Ancaman-ancaman yang diterima oleh pembela hak asasi manusia hari ini memiliki pola yang menyerupai pola di rezim orde baru. Demikian dikatakan Komisioner Komisi Nasional Hak Asasi Manusia (Komnas HAM) Siti Noor Laila saat menjadi pembicara dalam Seminar Nasional “Menghentikan Kekerasan terhadap Jurnalis dan Penuntasan Kasus Udin” pada Jumat (21/8) di Auditorium Pascasarjana UII, Yogyakarta.

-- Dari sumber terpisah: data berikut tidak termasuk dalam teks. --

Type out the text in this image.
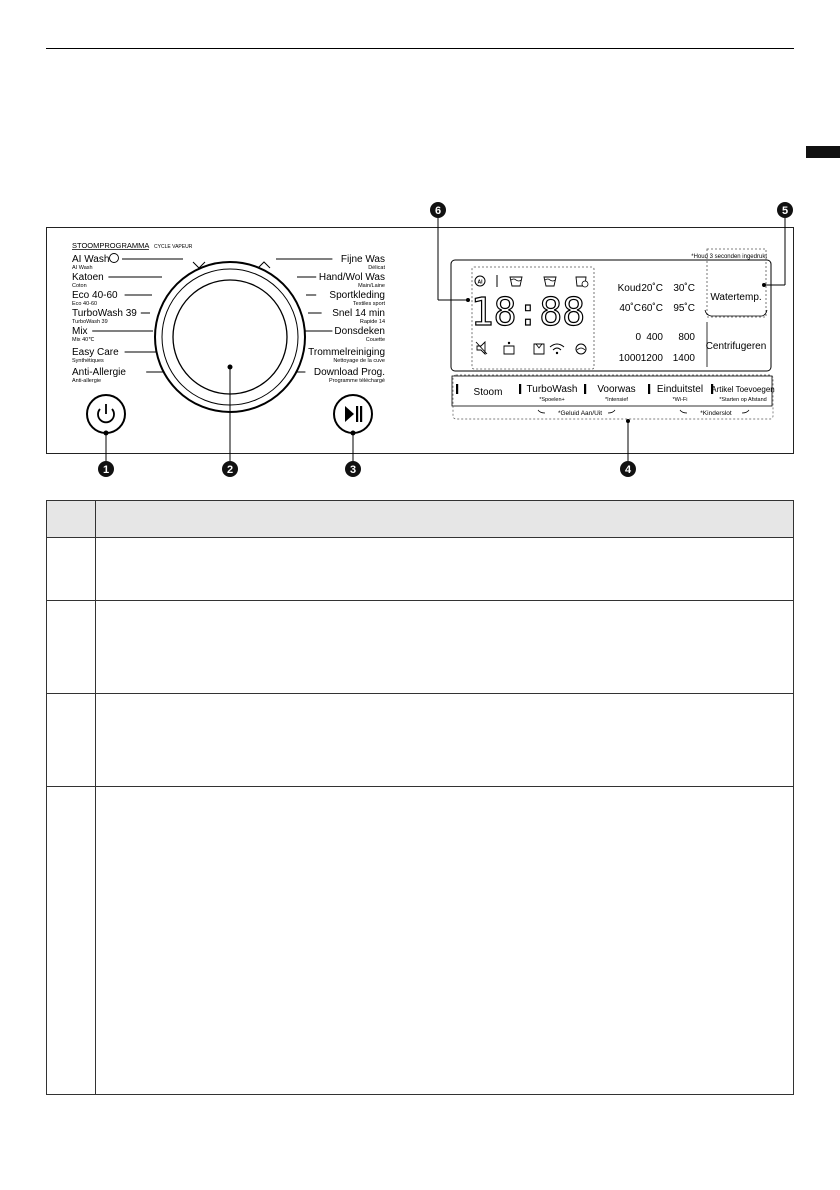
6	5
STOOMPROGRAMMA CYCLE VAPEUR
AI Wash
AI Wash
Katoen
Coton
Eco 40-60
Eco 40-60
TurboWash 39
TurboWash 39
Mix
Mix 40℃
Easy Care
Synthétiques
Anti-Allergie
Anti-allergie
Fijne Was
Délicat
Hand/Wol Was
Main/Laine
Sportkleding
Textiles sport
Snel 14 min
Rapide 14
Donsdeken
Couette
Trommelreiniging
Nettoyage de la cuve
Download Prog.
Programme téléchargé
1	2	3	4
*Houd 3 seconden ingedrukt
AI
18:88
Koud 20˚C 30˚C
40˚C 60˚C 95˚C
0 400 800
1000 1200 1400
Watertemp.
Centrifugeren
Stoom TurboWash
*Spoelen+
Voorwas
*Intensief
Einduitstel
*Wi-Fi
Artikel Toevoegen
*Starten op Afstand
*Geluid Aan/Uit	*Kinderslot
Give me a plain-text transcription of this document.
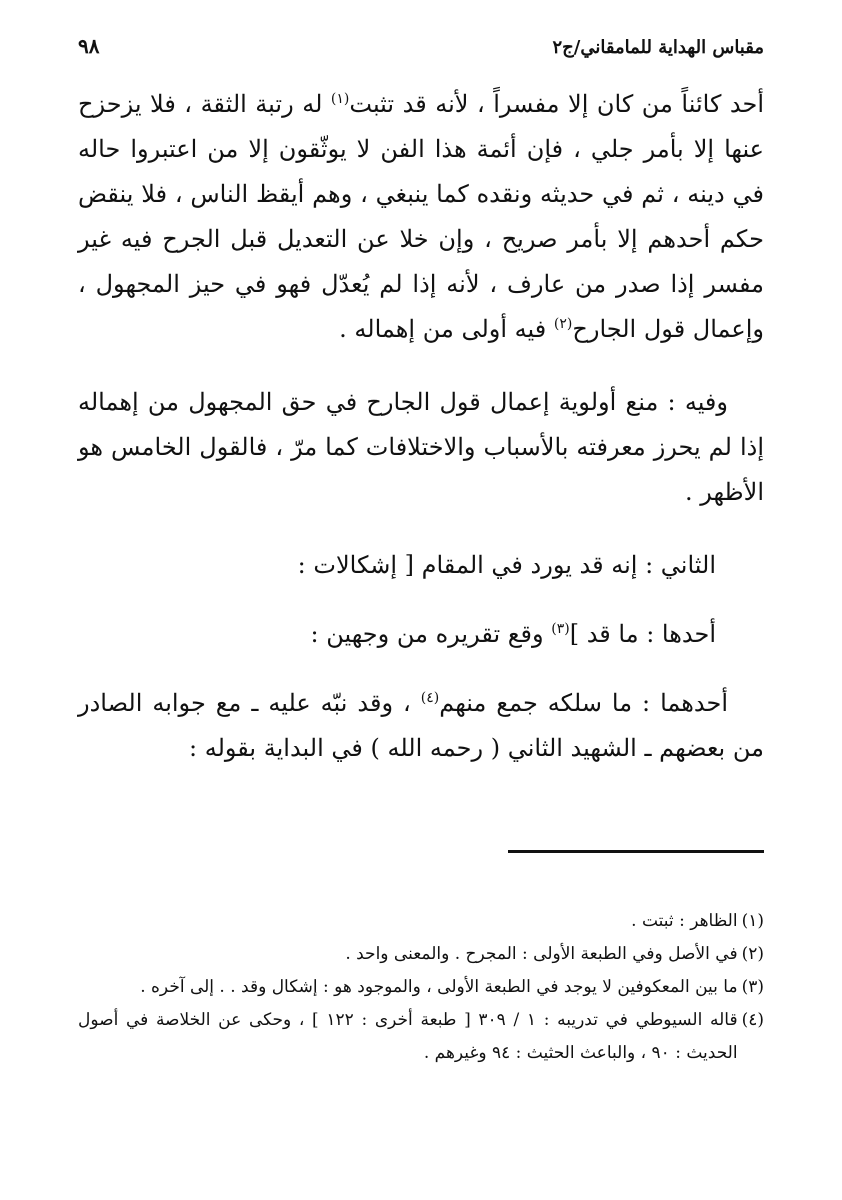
مقباس الهداية للمامقاني/ج٢
٩٨

أحد كائناً من كان إلا مفسراً ، لأنه قد تثبت$^{(١)}$ له رتبة الثقة ، فلا يزحزح عنها إلا بأمر جلي ، فإن أئمة هذا الفن لا يوثّقون إلا من اعتبروا حاله في دينه ، ثم في حديثه ونقده كما ينبغي ، وهم أيقظ الناس ، فلا ينقض حكم أحدهم إلا بأمر صريح ، وإن خلا عن التعديل قبل الجرح فيه غير مفسر إذا صدر من عارف ، لأنه إذا لم يُعدّل فهو في حيز المجهول ، وإعمال قول الجارح$^{(٢)}$ فيه أولى من إهماله .

وفيه : منع أولوية إعمال قول الجارح في حق المجهول من إهماله إذا لم يحرز معرفته بالأسباب والاختلافات كما مرّ ، فالقول الخامس هو الأظهر .

الثاني : إنه قد يورد في المقام [ إشكالات :

أحدها : ما قد ]$^{(٣)}$ وقع تقريره من وجهين :

أحدهما : ما سلكه جمع منهم$^{(٤)}$ ، وقد نبّه عليه ـ مع جوابه الصادر من بعضهم ـ الشهيد الثاني ( رحمه الله ) في البداية بقوله :

(١)
الظاهر : ثبتت .
(٢)
في الأصل وفي الطبعة الأولى : المجرح . والمعنى واحد .
(٣)
ما بين المعكوفين لا يوجد في الطبعة الأولى ، والموجود هو : إشكال وقد . . إلى آخره .
(٤)
قاله السيوطي في تدريبه : ١ / ٣٠٩ [ طبعة أخرى : ١٢٢ ] ، وحكى عن الخلاصة في أصول الحديث : ٩٠ ، والباعث الحثيث : ٩٤ وغيرهم .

“Kebebasan untuk memberikan pendapat, berorganisasi dan berekspresi sekarang itu menjadi persoalan hukum,” ujar Laila. Ini menyebabkan banyak kasus kekerasan yang dialami oleh teman-teman pembela hak asasi manusia. “Ini adalah ancaman bagi proses keberlangsungan demokrasi kita di Indonesia,” lanjutnya.
Saat rezim orde baru, kerja-kerja pembela HAM dikenakan pasal subversif. Sedang pada masa transisi—era kepemimpinan Habibie sampai Megawati), banyak yang terkena pasal penghinaan presiden-wakil presiden. “Sekarang yang terjadi adalah pasal pencemaran nama baik,” ujar Laila, “dan yang paling menyedihkan, teman-teman human defender dikenakan pasal kekerasan.” Menurut Laila, dikenakannya pasal itu merendahkan martabat pembela hak asasi manusia.

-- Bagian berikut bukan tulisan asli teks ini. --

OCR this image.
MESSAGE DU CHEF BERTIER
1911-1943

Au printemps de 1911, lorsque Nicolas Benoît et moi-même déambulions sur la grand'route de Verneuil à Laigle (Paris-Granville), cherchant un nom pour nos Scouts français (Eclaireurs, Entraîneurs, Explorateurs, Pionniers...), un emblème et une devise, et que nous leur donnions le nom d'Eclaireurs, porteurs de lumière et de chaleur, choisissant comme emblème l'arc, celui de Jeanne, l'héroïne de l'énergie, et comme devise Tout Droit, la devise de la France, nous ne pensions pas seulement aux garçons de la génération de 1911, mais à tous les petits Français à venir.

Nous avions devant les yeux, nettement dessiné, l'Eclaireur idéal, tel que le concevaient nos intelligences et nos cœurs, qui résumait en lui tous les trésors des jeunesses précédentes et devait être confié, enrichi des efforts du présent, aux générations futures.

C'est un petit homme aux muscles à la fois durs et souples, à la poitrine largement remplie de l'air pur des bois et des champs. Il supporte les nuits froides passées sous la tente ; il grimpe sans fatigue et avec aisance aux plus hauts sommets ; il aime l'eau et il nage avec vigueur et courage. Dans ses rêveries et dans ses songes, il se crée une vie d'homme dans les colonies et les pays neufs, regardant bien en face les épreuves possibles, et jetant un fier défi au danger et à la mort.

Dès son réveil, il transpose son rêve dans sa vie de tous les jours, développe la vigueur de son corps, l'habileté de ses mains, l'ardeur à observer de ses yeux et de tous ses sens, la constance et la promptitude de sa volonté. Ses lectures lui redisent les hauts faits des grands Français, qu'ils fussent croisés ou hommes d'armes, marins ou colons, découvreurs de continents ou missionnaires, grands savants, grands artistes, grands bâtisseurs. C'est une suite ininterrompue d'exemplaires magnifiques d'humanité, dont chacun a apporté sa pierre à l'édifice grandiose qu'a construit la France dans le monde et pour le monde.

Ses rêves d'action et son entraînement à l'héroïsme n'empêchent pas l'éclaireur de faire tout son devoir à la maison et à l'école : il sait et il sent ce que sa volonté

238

Dalam seminar yang diselenggarakan Aliansi Jurnalis Independen (AJI) Yogyakarta) tersebut, Laila juga menyampaikan bagaimana jurnalis sebagai pembela hak asasi manusia juga terus menerus mengalami kekerasan. Menurutnya, peran jurnalis yang sangat strategis justru berpotensi dijadikan sasaran kekerasan. “Apalagi melihat dari pola atau kecenderungan pemerintah yang menuju pemerintahan yang otoriter.”
Seminar Nasional “Menghentikan Kekerasan terhadap Jurnalis dan Penuntasan Kasus Udin” diselenggarakan sebagai peringatan 19 tahun kasus Udin. Wartawan Bernas, Muhammad Syafruddin tewas pada 16 Agustus 1996 setelah dianiaya oleh orang tidak dikenal. Diduga Udin dibunuh akibat berita-berita yang ditulisnya. Namun 19 tahun terlewat, belum ada tanda-tanda bahwa kasus ini akan tuntas.
Selain Siti Noor Laila, seminar tersebut juga turut menghadirkan Imam Wahyudi dari Dewan Pers dan Aryo Wisanggeni dari AJI Indonesia.